Apesar de se dizer apenas filósofo, Voltaire
teve uma atuação pessoal como agente revolucionário no campo do pensamento e da
pregação.
―Francisco Maria Arouet, [dito] Voltaire
(1694-1778), recebeu uma profunda cultura clássica do Colégio “Louis Le Grand”.
Seus mestres espantaram-se, tanto pela vivacidade de sua inteligência quanto
pela felonia de
seu
caráter.
Jovem ainda, Voltaire foi apresentado no salão
de Ninon de Lenclos. Em seguida passou a frequentar a companhia dos piores
libertinos e a escrever versos e sátiras. Por duas vezes foi desterrado de
Paris, e também por duas vezes prisioneiro na Bastilha.
A tragédia “Oedipe” (Édipo), onde se vê claro
sua incredulidade, deu-lhe fama como dramaturgo, e o poema épico sobre Henrique
IV (Henriade) confirmou seu prestígio de poeta.
Nesse período de sua vida, Voltaire foi mais
libertino e imoral do que incrédulo!. [2]
―Foi de Farney que Voltaire comandou o exército
dos filósofos, na guerra que moveu contra a Religião Católica e a Santa Igreja.
De lá enviava suas “receitas” para aqueles “trinta cozinheiros”, - segundo
expressão sua a MMe. Du Deffand – que, espalhados pela Europa, preparavam as
mesmas “iguarias” para toda a alta sociedade.
Comenta Paul Hazard que, com o passar do tempo, sua oposição ao cristianismo se acentuava, exasperava-se e veio a tornar-se
ideia fixa. Esse espírito tão encantador, tão fino, tão sóbrio, era violento e
desmedido desde que se tratasse de “esmagar a infame”, como ele dizia.
Da “fábrica‖ de Farney”, (...) partiam incessantemente panfletos onde apareciam por vezes o gênio do artista e o fanatismo do sectário. Sua negação, ele a exprimia não em dez, nem em cem, mas sob mil formas diferentes; de modo que a obsessão, caráter geral do século, veio tornar-se para ele um estilo de ser: não queria e nem podia mais se desengajar dela.
A Bíblia era sem grandeza e sem beleza; o Evangelho não havia trazido senão infelicidade sobre a terra; a Igreja toda, inteira e sem exceção, estava corrompida ou louca; não havia um só confessor de fé que não fosse fanático; os mais puros, os mais nobres eram arrastados na lama; até São Francisco de Assis era despojado de sua doce auréola e tinha-se tornado um pobre louco.
Simplificação caricatural, vontade de nunca
considerar as razões do adversário, de passá-las sob silêncio ou desfigurá-las,
incansável repetição: tais eram alguns de seus procedimentos.

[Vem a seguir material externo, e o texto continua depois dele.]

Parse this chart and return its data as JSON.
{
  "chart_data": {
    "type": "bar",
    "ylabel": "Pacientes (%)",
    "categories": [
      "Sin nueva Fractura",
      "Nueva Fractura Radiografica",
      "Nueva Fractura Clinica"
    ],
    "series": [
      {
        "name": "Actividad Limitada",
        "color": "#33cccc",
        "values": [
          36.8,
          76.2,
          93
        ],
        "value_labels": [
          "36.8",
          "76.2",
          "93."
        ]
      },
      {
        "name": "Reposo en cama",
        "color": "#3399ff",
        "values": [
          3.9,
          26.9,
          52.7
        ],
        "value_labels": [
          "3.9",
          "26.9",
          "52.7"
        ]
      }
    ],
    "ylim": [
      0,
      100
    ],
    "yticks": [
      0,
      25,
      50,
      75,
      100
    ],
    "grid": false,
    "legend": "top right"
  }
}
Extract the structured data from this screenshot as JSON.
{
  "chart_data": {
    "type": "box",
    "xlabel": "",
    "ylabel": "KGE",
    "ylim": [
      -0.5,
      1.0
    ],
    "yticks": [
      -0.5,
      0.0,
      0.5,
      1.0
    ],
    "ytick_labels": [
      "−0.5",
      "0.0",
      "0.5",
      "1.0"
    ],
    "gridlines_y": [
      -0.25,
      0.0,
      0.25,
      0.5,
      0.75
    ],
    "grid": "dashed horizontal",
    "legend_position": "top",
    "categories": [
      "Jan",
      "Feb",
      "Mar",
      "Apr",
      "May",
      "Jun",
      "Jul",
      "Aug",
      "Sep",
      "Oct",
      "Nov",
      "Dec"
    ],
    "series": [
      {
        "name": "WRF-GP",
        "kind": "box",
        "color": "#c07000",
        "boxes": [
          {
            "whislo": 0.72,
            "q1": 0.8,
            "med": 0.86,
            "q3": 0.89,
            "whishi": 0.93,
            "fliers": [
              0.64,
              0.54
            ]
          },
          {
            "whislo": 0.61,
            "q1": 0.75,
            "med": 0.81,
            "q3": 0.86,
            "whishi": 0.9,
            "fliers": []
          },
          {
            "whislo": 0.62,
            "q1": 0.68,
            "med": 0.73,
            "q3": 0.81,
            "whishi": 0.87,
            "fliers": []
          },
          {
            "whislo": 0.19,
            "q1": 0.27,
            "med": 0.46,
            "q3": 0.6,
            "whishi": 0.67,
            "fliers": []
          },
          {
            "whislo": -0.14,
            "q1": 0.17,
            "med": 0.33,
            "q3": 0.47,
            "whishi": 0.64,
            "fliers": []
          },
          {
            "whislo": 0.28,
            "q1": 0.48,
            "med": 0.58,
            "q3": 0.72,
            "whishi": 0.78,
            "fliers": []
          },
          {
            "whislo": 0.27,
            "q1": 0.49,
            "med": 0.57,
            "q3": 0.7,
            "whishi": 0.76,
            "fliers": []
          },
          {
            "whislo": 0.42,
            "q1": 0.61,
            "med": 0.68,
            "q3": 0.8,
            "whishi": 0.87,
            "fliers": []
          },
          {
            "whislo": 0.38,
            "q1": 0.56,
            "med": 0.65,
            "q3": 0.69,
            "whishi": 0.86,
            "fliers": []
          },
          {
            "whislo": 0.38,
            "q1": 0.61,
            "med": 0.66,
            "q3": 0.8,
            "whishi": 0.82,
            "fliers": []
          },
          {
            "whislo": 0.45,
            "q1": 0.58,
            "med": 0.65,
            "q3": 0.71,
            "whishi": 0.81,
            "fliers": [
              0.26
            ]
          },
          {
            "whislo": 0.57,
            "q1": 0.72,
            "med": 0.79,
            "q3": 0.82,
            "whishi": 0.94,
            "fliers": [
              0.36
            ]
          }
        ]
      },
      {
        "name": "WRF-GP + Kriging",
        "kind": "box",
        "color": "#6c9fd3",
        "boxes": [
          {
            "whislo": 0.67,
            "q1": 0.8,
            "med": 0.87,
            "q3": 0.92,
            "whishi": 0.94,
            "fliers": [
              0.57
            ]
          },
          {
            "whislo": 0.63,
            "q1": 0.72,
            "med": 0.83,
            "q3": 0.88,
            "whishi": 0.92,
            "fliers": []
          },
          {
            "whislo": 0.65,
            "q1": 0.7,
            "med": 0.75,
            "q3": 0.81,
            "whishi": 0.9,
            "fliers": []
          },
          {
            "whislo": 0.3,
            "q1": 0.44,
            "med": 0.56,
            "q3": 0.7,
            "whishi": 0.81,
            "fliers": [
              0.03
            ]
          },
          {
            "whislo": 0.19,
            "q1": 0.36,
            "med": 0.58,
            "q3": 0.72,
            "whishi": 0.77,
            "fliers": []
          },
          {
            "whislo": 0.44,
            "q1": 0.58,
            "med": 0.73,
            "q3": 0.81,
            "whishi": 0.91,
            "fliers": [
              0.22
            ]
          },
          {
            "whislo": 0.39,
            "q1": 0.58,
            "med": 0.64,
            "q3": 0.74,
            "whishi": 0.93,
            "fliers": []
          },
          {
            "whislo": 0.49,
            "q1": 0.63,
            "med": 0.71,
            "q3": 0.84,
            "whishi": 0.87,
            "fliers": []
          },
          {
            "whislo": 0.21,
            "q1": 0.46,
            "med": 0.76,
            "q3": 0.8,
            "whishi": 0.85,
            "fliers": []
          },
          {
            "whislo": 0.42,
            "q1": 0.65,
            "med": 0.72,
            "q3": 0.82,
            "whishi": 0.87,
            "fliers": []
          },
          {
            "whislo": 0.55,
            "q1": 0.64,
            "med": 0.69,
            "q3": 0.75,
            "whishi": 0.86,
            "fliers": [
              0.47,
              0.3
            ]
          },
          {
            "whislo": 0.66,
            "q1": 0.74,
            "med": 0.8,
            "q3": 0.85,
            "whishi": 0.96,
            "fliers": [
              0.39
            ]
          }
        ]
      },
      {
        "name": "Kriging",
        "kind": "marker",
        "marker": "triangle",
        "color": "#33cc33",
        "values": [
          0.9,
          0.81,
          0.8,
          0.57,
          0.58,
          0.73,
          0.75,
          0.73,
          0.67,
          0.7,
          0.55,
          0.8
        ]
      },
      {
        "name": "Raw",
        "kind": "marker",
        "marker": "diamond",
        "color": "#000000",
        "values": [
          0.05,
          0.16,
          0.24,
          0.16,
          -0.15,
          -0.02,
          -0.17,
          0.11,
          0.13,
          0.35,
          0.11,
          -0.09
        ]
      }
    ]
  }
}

Sua fúria anti-religiosa é bem descrita pelo
Pe. Rohrbacher:
―Voltaire escreveu a seu amigo d‘Alembert, a 20
de junho de 1760: ‗Heralt disse um dia a um de seus irmãos: Vós não destruireis
a religião cristã – É o que veremos, disse o outro. – Este era o próprio
Voltaire, que escreveu ao mesmo amigo a 24 de julho seguinte: “Será possível
que cinco ou seis homens de mérito, que se compreendem, não alcancem êxito, depois
do exemplo que temos de doze homens desprezíveis que o alcançaram?”
E a 23 de agosto: Eu amo apaixonadamente meus
irmãos em Belzebu. Compreende-se perfeitamente quais eram esses irmãos no
príncipe dos demônios, e qual era o objetivo de sua conjuração. Voltaire lhes
disse um dia: Estou cansado de escutá-los repetir que doze homens foram
suficiente para estabelecer o cristianismo, e desejo provar-lhes que basta
apenas um para destruí-lo. (...)
Seu ódio contra a religião cristã
transformou-se em furor. Ele não a designa mais, em sua correspondência, senão
sob o apelido de “infame” ―Esmaguemos a infame ― esmagai a infame!, encontra-se
repetido mais de cento e cinquenta vezes: ele fez até um nome próprio destas
palavras satânicas, e assinava com abreviação: Ecr-lenf, ou Ecrlinf...
A este ódio furioso contra a religião cristã,
ele acrescentava a hipocrisia mais desavergonhada. Escrevia ao Conde
d‘Argental, em 16 de fevereiro de 1761: ―Se eu tivesse cem mil homens, sei bem
o que faria, mas como não os tenho, comungarei na Páscoa. Vós me chamareis de
hipócrita tanto quanto quiserdes!. Ele comungou efetivamente neste ano, como em
1768, com muita ostentação, recebendo o Pão Sagrado e se permitindo até mesmo
pregar na igreja como senhor da paróquia.[3]
Rousseau
―Jean-Jacques Rousseau nasceu em Genebra em
1712. Sua mãe morreu por ocasião de seu nascimento. Abandonado pelo pai e
entregue a si mesmo, ele viveu seus primeiros anos ao sabor das circunstâncias.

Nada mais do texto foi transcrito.